NG's TJ: "These people who display a contemptible certainty that they are absolutely right are, I am commendably certain, absolutely wrong."
i like the way norm says that judt offers no references for his claims-but norm gives no evidence for that claim! From memory, the judt piece was actually pretty precise about the shared beliefs of the group of people he was discussing. Interestingly, too, norm adds other names-how odd, given that according to him, nothing at all unites the people judt was discussing. By the by, the main reasons why judt is so hated by the decent blogosphere are 1 that he has stated that the only solution in the middle east is the one state one-not, iirc, that he's especially happy about it- and 2 that he's a cut above the decent sacred cows, intellectually, not least his colleague paul berman.
I read Judt's essay collection 'Re-Appraisals' a couple of months ago, and was very impressed. Despite been utterly au fait with Darkness at Noon and the horrors of actually existing communism, he's not used that as an excuse to drink the Scoopie kool-aid and take up a place in the line of the left wing of imperialism (cf Geras).
Perhaps this is because Judt's aware that he comes from a tradition of European Jewish intellectuals, who until 1942 at least were defined more by their rootless cosmopolitanism than by their nationalism. Sometimes, he reads like the last Bundist. Good on him: it's terrible to see him in such a state, but it's also inspiring to see him still being the thinking reed.
Se questo è un uomo.
Chris Williams
There's something brilliant, too, about attacking someone for not giving evidence for their claims in a piece that also spits out the same old lazy stereotypes about liberals hoping we lose the Iraq war and siding with the insurgents.
I mean, I know we've all read this a million times before, but it's worth continuing to challenge this trope lest it becomes accepted; has anyone ever met one of these mythical terrorist-sympathising liberals? They seem to be part of a Borgesian experiment by the right to see if something can come true if they all believe in it enough - a sort of 'Tlon, Uqbar, Orbis Terrorist'.

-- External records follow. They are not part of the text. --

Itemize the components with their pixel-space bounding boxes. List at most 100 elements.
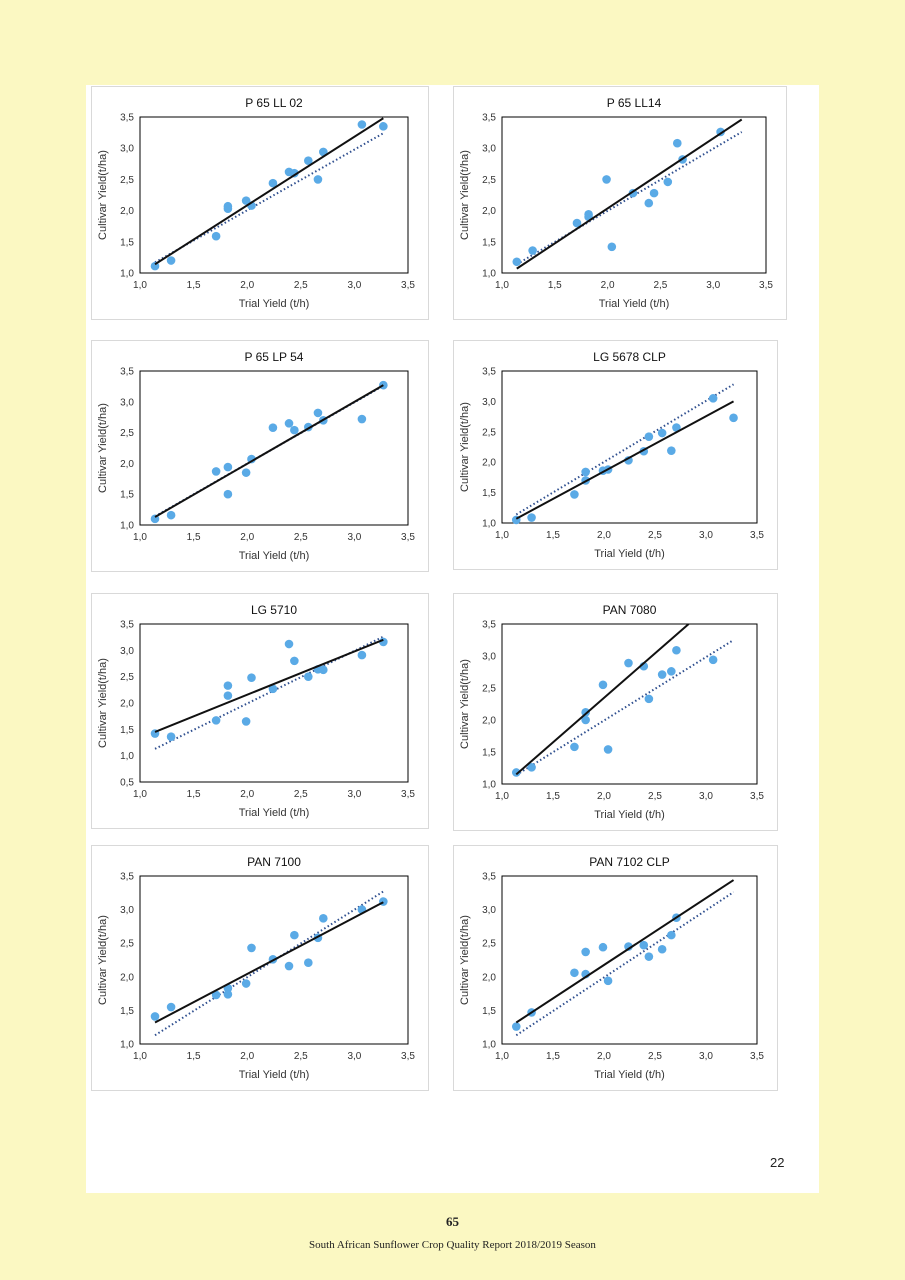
data-point — [247, 943, 256, 953]
y-tick-label: 2,5 — [120, 939, 134, 950]
data-point — [357, 414, 367, 424]
x-tick-label: 2,5 — [294, 1051, 308, 1062]
data-point — [598, 942, 608, 952]
y-tick-label: 1,5 — [482, 748, 496, 759]
x-tick-label: 3,5 — [401, 1051, 415, 1062]
chart-panel-3: LG 5678 CLP 1,0 1,5 2,0 2,5 3,0 3,5 1,0 1,5 2,0 2,… — [453, 340, 778, 570]
y-tick-label: 0,5 — [120, 778, 134, 789]
data-point — [708, 394, 718, 403]
data-point — [247, 673, 256, 683]
data-point — [268, 684, 278, 694]
y-tick-label: 3,0 — [120, 905, 134, 916]
chart-panel-2: P 65 LP 54 1,0 1,5 2,0 2,5 3,0 3,5 1,0 1,5 2,0 2,5… — [91, 340, 429, 572]
x-tick-label: 2,0 — [240, 789, 254, 800]
trend-line — [154, 901, 384, 1024]
x-tick-label: 3,0 — [347, 532, 361, 543]
x-tick-label: 2,5 — [294, 532, 308, 543]
data-point — [667, 930, 676, 940]
x-tick-label: 3,5 — [750, 791, 764, 802]
x-tick-label: 1,5 — [546, 530, 560, 541]
data-point — [304, 672, 313, 681]
data-point — [667, 667, 676, 676]
y-tick-label: 2,0 — [120, 699, 134, 710]
reference-line — [516, 131, 743, 266]
data-point — [657, 428, 667, 438]
y-tick-label: 2,5 — [482, 175, 496, 186]
plot-area — [139, 116, 409, 274]
x-axis-label: Trial Yield (t/h) — [594, 548, 665, 560]
data-point — [284, 639, 294, 649]
data-point — [667, 446, 676, 455]
x-tick-label: 3,5 — [401, 280, 415, 291]
data-point — [223, 989, 233, 999]
y-tick-label: 2,0 — [120, 459, 134, 470]
data-point — [672, 138, 682, 148]
y-axis-label: Cultivar Yield(t/ha) — [97, 150, 109, 240]
chart-title: P 65 LP 54 — [245, 350, 304, 364]
data-point — [166, 1002, 176, 1012]
reference-line — [154, 890, 384, 1037]
data-point — [729, 413, 738, 423]
y-tick-label: 3,0 — [120, 397, 134, 408]
y-tick-label: 1,0 — [120, 269, 134, 280]
chart-title: P 65 LL 02 — [245, 96, 303, 110]
y-axis-label: Cultivar Yield(t/ha) — [459, 659, 471, 749]
y-tick-label: 1,0 — [482, 1040, 496, 1051]
y-tick-label: 1,5 — [482, 488, 496, 499]
data-point — [211, 467, 221, 476]
data-point — [639, 940, 649, 950]
data-point — [268, 423, 278, 432]
data-point — [572, 218, 582, 228]
data-point — [649, 188, 659, 198]
y-tick-label: 2,0 — [482, 458, 496, 469]
data-point — [644, 694, 654, 704]
plot-area — [501, 370, 758, 524]
y-tick-label: 3,0 — [120, 144, 134, 155]
x-tick-label: 2,5 — [294, 280, 308, 291]
y-tick-label: 3,5 — [120, 872, 134, 883]
chart-title: PAN 7102 CLP — [589, 855, 670, 869]
y-tick-label: 3,5 — [482, 872, 496, 883]
data-point — [268, 178, 278, 188]
x-tick-label: 3,5 — [759, 280, 773, 291]
chart-panel-5: PAN 7080 1,0 1,5 2,0 2,5 3,0 3,5 1,0 1,5 2,0 2,5 3,… — [453, 593, 778, 831]
x-tick-label: 2,0 — [240, 532, 254, 543]
x-axis-label: Trial Yield (t/h) — [239, 298, 310, 310]
x-tick-label: 2,5 — [648, 530, 662, 541]
y-tick-label: 1,0 — [120, 751, 134, 762]
data-point — [570, 742, 579, 752]
x-tick-label: 2,0 — [597, 1051, 611, 1062]
data-point — [657, 944, 667, 954]
data-point — [166, 510, 176, 520]
y-tick-label: 2,0 — [482, 972, 496, 983]
data-point — [603, 976, 613, 986]
y-tick-label: 1,5 — [120, 237, 134, 248]
y-tick-label: 1,0 — [482, 780, 496, 791]
reference-line — [515, 639, 735, 776]
x-tick-label: 1,5 — [187, 1051, 201, 1062]
data-point — [644, 952, 654, 961]
trend-line — [516, 118, 743, 270]
y-tick-label: 2,5 — [120, 672, 134, 683]
y-tick-label: 1,0 — [120, 1040, 134, 1051]
footer-report-title: South African Sunflower Crop Quality Rep… — [309, 1239, 596, 1251]
data-point — [663, 177, 673, 187]
data-point — [304, 156, 313, 165]
data-point — [357, 650, 367, 660]
x-tick-label: 2,0 — [597, 791, 611, 802]
y-tick-label: 1,5 — [482, 237, 496, 248]
x-tick-label: 1,5 — [187, 280, 201, 291]
chart-title: PAN 7080 — [603, 603, 657, 617]
y-axis-label: Cultivar Yield(t/ha) — [459, 915, 471, 1005]
x-tick-label: 3,5 — [750, 1051, 764, 1062]
scatter-chart: PAN 7100 1,0 1,5 2,0 2,5 3,0 3,5 1,0 1,5 2,0 2,5 3,… — [97, 855, 415, 1081]
x-tick-label: 1,5 — [546, 791, 560, 802]
data-point — [644, 198, 654, 208]
y-tick-label: 2,5 — [120, 428, 134, 439]
data-point — [672, 423, 681, 432]
x-tick-label: 2,0 — [601, 280, 615, 291]
x-tick-label: 1,5 — [187, 532, 201, 543]
y-tick-label: 1,5 — [120, 1006, 134, 1017]
y-axis-label: Cultivar Yield(t/ha) — [97, 403, 109, 493]
x-tick-label: 1,0 — [495, 791, 509, 802]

Wow, look at that - "the Hizbolleft". I'd forgotten all about the kind of Hizbollocks that Professor Norm was coming out with during the assault on Lebanon.
Thanks very much for the heads up on the Judt article. Perceptive and beautifully written.
I think by their definition if you think that Hezbollah have the right to resist Israeli occupation/invasion then you're a terrorist supporter. Its an intellectually lazy/stupid position they hold anyway, given that they are willing to justify any act of government terrorism so long as its done for the right motives (Geras is better than most, but he's by no means perfect). The difference between them and their (possibly mythical) liberals is that they disagree about politcal ends.
I noticed this bit in the Guardian article:
"Today I'm regarded outside New York University as a looney tunes leftie self-hating Jewish communist; inside the university I'm regarded as a typical old-fashioned white male liberal elitist. I like that. I'm on the edge of both, it makes me feel comfortable."
Possibly this is related to the "liberal-left" label used by the Decents. Neither bit of the label is really correct though.
Also this bit: -
"His current intellectual preoccupation is with the role of the state in western societies – the subject matter of his NYU lecture. His thesis is that over the past 40 years, western democracies have forgotten the positive virtues of collective action." Exactly.